The Mobius project recently launched an initial coin offering (ICO) over the Stellar network with a total funding of over $39 million. In the same week, the ICO Prodeum defrauded investors in an exit scam to tune of potentially millions. With no trace left of its original website, Prodeum simply vanished off of the face of the Earth.
What do these two news stories tell us about ICOs? Not every ICO is created equally and more often than not, cryptocurrency conforms to the tenants of Murphy’s Law. More specifically, if someone can scam you they will scam you.
Out here in the wild west of cryptocurrency speculation, it’s difficult to assess which ICOs actually have the potential to create value, which will be the next Bitcoin, or which ones are simply an elaborate scam. In the infancy of the cryptocurrency craze, why are we so hot to seek out the next Bitcoin or declare the entire trend dead in the water. Patience is a virtue and that holds no more true than in the field of investment.
Should these news stories dissuade you from investing in an ICO? If you’re familiar with the eponymous Betteridge’s Law, then you know the answer. A better question would rather be: Do you feel lucky, punk?

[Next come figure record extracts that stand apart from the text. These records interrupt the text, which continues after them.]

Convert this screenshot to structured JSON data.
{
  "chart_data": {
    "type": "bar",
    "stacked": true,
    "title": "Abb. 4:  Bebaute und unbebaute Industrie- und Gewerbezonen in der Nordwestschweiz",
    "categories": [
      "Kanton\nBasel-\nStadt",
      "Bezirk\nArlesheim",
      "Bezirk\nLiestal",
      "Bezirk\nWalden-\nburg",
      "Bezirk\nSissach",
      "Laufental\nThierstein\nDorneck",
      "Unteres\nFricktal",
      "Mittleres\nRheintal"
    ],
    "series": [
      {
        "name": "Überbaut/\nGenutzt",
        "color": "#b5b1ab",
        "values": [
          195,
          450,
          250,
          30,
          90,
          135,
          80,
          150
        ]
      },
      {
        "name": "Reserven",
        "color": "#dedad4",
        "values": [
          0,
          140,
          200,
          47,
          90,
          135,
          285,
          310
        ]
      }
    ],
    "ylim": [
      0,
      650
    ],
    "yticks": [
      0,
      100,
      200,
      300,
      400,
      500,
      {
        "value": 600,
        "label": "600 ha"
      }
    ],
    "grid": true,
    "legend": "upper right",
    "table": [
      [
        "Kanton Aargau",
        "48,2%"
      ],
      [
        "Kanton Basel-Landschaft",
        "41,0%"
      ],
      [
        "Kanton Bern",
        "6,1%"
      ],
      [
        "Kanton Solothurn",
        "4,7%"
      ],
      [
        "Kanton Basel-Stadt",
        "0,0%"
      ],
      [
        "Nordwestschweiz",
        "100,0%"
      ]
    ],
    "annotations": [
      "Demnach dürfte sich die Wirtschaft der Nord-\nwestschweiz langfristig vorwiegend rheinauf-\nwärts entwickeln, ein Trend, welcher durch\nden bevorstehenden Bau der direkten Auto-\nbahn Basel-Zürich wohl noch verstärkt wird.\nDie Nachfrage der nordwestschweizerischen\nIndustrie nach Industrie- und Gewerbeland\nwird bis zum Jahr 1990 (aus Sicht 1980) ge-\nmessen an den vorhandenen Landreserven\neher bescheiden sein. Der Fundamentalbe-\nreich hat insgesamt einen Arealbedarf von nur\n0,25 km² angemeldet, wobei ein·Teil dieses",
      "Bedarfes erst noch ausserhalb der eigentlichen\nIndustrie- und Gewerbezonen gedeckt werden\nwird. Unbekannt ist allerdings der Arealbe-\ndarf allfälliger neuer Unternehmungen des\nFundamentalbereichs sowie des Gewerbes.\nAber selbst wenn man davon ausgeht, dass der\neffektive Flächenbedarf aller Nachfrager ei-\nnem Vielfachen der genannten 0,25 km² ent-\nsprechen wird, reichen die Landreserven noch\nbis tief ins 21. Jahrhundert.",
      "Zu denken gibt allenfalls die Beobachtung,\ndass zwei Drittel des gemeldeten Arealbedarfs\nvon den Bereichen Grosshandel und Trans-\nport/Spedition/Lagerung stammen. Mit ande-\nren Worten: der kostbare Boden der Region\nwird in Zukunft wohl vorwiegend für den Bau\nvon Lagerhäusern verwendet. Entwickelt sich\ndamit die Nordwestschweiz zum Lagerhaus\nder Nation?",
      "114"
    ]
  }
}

While ICOs are risky, there are plenty of advantages to investing in one. On the other hand, there’s also plenty of reasons why most speculators wait until the token hits market, if it ever does. So what is an ICO and which will one will better serve your wallet in the end? Let’s find out.
What is an ICO?
An ICO is somewhere in the middle between crowdfunding and an initial public offering (IPO). Unlike IPOs, ICOs are completely unregulated, leading to scams, but also higher speculation.
Many businesses fund their business through the use of venture capitalists or angel investors in exchange for a share of equity in the company. IPOs offered the opportunity to fund your business, while not giving up a major stake in your company to a single person. ICOs, on the other hand, don’t relinquish any share in a company. This benefits businesses who keep the majority ownership of their business, but it’s a disadvantage to initial investors as business owners remain unaccountable to anybody but themselves.
Yet, an ICO is not considered crowdfunding though. So what do investors get in exchange for their investments? Tokens (i.e. cryptocurrency). Depending on the ICO, their funds may be locked into a contract for a few months.
Most ICOs are held over P2P networks, like Ethereum or Stellar, and created using a decentralized app (DAPP). You can’t buy into an ICO with fiat currency, as most require either ETH or BTC. Most of these networks offer smart contracts to accredit transactions without third party interference (e.g. regulation).
Most ICOs are based on funding for a project outlined in a whitepaper or developed as a prototype. The funding helps them to build out there networks and scale their blockchain technology.
Advantages of the ICO
- Fund projects that offer utility to businesses or consumers
- The potential to buy valuable tokens at dirt cheap prices
- The ability to exit before the ICO window is closed
- Create media exposure for the business and token
- Lack of barriers (e.g. paperwork and red tape for an IPO)
- Be a part of a community
The main incentive for investing in an ICO is the hope or knowledge that a token and the underlying business will rise in value once it hits market. It’s a lot like crowdfunding because your investments give a business the opportunity to fully execute a potentially disruptive or revolutionary product.
Some things to keep in mind before investing in an ICO include:
- Transaction fees (these can be arbitrarily set)
- Market Cap (the value of each token in supply added together)
- Service rendered- what value does it provide?
- Market demand- how much buzz surrounds the token and how many businesses are bound to use the product or platform?
- Market supply- what is the set supply of tokens?
- Will the token be available over open market?
These same considerations should be taken into all of your cryptocurrency investing decisions. The biggest factor to consider is whether you’ll be able to purchase a token after an ICO over an open exchange. Typically, tokens over the exchange will be a higher price, although it shields you from a potential scam.
Why Speculators Wait
If a token is available over an exchange, it’s a better idea for speculators to simply wait a few weeks and avoid the ICO altogether. Of course, this all comes down to personal preference and your skin in the blockchain community.
Once a token hits the open market it will initially be higher priced than its ICO offering. Many people suggest waiting a few weeks for a price drop to invest. There's no guarantee what exchange will be accept the token and one could end up on any exchange from Kraken to smaller exchanges like Ethbits.
The biggest reasons to wait after an ICO include:
- Risk aversion from ICO scams
- More time to assess market demand
- Grow the value of your ETH and BTC in the meantime
- Funds don’t get locked in time restricted contracts
Not all ICOs are created equal and the choice between investing in an ICO or not depends on your faith in the project and your cryptocurrency interests. Are you a financial backer or just a pure speculator?